I know this starts like it should be in the conception forum but, I think it's more a relationship issue
DH and I are both 38, TTC for 6 months so I booked an appointment with my GP. She'll get me to have blood tests but is pretty confident seen as I have regular periods, positive OPKs and am meticulously temping that it just a matter of time. She asked about DH and whether he'd had undescended testicles as a kid. I said "no, I'm sure he'd have told me when we were discussing having children". Went home and relayed how my appointment went to DH and he reveals that he did have surgery at 5 to correct one of his...
So I did some furious googling and this can be an fertility issue. Current guidance is to have the operation before the age of 2. So he's going to see his GP and ask for sperm analysis.
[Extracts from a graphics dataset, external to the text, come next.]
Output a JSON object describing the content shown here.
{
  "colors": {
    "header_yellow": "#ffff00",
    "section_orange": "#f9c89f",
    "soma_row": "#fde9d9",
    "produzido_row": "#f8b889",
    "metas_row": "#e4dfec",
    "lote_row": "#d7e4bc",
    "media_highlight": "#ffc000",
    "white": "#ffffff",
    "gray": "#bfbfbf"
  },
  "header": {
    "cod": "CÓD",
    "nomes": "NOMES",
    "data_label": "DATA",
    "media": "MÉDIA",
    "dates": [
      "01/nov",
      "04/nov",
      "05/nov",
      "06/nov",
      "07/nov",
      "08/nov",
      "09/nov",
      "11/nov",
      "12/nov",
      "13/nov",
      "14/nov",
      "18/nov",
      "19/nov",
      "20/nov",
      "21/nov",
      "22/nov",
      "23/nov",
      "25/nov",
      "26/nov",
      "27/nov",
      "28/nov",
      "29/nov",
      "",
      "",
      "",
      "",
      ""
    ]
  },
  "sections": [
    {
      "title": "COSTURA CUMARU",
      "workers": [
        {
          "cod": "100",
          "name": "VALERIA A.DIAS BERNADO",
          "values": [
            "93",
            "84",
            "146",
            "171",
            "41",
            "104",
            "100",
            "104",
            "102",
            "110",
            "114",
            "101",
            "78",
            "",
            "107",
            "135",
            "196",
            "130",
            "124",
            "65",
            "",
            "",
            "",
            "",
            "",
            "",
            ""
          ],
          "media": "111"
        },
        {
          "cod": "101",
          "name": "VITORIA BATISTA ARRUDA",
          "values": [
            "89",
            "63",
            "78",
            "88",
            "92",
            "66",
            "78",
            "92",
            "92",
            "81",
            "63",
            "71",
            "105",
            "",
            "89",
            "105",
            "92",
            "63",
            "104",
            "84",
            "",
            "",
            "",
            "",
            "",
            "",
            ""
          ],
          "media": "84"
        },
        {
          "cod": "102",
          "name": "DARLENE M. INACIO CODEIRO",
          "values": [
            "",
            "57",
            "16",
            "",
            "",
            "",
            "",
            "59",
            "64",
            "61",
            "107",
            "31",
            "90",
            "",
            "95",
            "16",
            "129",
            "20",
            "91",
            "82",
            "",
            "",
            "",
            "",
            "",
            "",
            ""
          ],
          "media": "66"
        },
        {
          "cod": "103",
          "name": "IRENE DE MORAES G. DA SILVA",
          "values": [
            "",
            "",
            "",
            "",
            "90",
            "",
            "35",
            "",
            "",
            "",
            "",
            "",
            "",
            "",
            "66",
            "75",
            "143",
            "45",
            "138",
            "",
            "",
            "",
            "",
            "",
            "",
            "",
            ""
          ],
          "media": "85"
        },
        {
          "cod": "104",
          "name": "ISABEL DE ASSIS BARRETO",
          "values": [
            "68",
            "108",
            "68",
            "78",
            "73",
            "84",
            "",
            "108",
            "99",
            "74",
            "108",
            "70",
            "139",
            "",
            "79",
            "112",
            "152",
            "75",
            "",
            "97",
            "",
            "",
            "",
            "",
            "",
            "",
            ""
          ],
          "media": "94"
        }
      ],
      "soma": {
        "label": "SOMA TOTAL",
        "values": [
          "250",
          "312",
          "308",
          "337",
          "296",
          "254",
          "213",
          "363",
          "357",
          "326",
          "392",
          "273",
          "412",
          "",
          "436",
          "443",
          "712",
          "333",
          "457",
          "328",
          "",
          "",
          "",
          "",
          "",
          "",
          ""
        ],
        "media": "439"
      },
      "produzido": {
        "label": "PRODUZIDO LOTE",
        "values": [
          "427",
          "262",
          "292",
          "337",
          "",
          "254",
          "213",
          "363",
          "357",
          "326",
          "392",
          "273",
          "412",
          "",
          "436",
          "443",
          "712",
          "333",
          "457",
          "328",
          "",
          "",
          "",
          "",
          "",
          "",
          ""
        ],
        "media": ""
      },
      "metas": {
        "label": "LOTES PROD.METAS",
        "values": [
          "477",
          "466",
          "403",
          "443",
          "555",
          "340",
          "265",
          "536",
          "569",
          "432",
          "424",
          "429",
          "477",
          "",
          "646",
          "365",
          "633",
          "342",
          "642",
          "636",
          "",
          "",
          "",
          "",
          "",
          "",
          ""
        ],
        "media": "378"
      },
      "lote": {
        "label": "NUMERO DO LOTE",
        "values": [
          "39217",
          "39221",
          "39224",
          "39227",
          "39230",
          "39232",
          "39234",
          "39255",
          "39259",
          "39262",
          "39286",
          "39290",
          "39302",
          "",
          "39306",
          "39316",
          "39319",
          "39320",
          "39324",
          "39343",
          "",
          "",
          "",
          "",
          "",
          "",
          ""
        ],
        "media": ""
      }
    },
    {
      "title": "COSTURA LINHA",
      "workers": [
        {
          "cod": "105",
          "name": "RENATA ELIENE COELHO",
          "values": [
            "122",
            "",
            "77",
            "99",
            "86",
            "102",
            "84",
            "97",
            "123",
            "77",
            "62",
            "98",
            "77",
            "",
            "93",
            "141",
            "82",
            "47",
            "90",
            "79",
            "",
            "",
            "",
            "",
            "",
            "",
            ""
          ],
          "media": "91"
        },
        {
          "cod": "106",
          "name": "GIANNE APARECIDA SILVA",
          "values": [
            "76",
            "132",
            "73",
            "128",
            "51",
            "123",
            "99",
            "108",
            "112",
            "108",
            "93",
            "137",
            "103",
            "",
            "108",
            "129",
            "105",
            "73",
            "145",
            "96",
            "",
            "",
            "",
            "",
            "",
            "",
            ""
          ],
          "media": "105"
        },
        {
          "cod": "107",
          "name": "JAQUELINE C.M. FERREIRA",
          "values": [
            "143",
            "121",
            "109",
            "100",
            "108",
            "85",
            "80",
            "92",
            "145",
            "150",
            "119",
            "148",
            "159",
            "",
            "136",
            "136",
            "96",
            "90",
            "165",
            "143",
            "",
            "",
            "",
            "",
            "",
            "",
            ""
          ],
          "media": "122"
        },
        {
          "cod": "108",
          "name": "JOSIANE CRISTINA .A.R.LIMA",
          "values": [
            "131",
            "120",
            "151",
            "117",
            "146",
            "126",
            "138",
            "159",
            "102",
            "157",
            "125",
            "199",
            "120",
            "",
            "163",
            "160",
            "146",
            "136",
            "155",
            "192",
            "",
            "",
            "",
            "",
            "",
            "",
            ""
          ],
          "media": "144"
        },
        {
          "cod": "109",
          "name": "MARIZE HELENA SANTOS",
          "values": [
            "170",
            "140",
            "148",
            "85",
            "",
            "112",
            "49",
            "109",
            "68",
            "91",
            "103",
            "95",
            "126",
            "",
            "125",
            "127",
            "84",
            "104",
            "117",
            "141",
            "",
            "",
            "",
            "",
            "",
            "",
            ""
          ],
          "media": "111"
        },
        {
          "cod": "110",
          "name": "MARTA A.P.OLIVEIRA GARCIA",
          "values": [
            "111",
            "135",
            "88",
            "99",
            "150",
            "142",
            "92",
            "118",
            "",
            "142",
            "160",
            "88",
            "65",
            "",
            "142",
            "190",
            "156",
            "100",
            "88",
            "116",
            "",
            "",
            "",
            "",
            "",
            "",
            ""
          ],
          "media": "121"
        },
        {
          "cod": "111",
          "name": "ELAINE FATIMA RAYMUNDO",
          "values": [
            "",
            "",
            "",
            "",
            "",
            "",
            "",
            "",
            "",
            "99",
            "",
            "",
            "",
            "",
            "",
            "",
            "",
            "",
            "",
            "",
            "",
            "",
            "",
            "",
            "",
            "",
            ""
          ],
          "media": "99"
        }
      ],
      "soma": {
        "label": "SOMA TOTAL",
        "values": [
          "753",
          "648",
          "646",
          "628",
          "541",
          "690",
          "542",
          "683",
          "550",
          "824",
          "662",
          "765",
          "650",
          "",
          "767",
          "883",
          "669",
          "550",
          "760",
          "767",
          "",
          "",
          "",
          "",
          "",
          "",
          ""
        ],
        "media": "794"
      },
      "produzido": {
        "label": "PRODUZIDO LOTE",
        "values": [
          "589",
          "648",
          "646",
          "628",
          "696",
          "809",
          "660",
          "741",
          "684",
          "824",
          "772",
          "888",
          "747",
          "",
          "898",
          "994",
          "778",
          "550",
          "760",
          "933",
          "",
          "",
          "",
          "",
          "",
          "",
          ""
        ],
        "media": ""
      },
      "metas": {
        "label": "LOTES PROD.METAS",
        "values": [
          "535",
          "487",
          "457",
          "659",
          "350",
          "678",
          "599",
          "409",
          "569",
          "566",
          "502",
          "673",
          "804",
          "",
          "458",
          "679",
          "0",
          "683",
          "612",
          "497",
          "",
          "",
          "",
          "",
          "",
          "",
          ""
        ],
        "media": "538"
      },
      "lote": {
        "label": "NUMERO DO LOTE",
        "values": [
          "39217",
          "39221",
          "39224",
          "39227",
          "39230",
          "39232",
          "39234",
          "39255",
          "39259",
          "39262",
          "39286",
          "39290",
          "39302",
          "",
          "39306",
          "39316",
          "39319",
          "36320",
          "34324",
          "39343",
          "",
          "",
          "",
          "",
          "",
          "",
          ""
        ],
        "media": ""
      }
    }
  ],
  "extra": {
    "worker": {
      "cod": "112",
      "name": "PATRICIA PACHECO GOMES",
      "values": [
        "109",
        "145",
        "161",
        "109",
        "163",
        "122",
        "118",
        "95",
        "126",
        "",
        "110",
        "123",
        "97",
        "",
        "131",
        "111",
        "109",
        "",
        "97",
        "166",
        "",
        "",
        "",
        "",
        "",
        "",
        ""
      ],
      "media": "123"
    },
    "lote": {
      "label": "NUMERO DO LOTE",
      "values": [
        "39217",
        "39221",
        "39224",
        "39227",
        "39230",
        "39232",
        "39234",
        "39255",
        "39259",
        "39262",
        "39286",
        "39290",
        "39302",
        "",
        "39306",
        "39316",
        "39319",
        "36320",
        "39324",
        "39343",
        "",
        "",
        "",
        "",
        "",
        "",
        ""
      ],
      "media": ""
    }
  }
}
He'd never given it a second thought... apparently. You see he does have a tendency to bury his head in the sand sometimes.
I can't help but feel angry that he didn't mention this. I don't want to be mad. We're newly married and he's lovely. But this is so important to me and I've been doing everything I can (vitamins, waking up early at the weekend to stick a thermometer up my vag, drinking zero alcohol beer...). I can't help it. I'm angry.
And he's a worrier. He's worried that if it turns out he's got issues, that I'll regret getting married.
So basically I'm looking for replies from anyone whose DH has had a similar experience and all was fine and some wise words from you lovely women as to how I can stop being mad and return to enjoying our first year of marriage. I know it's a case of wait and see but I'm stewing.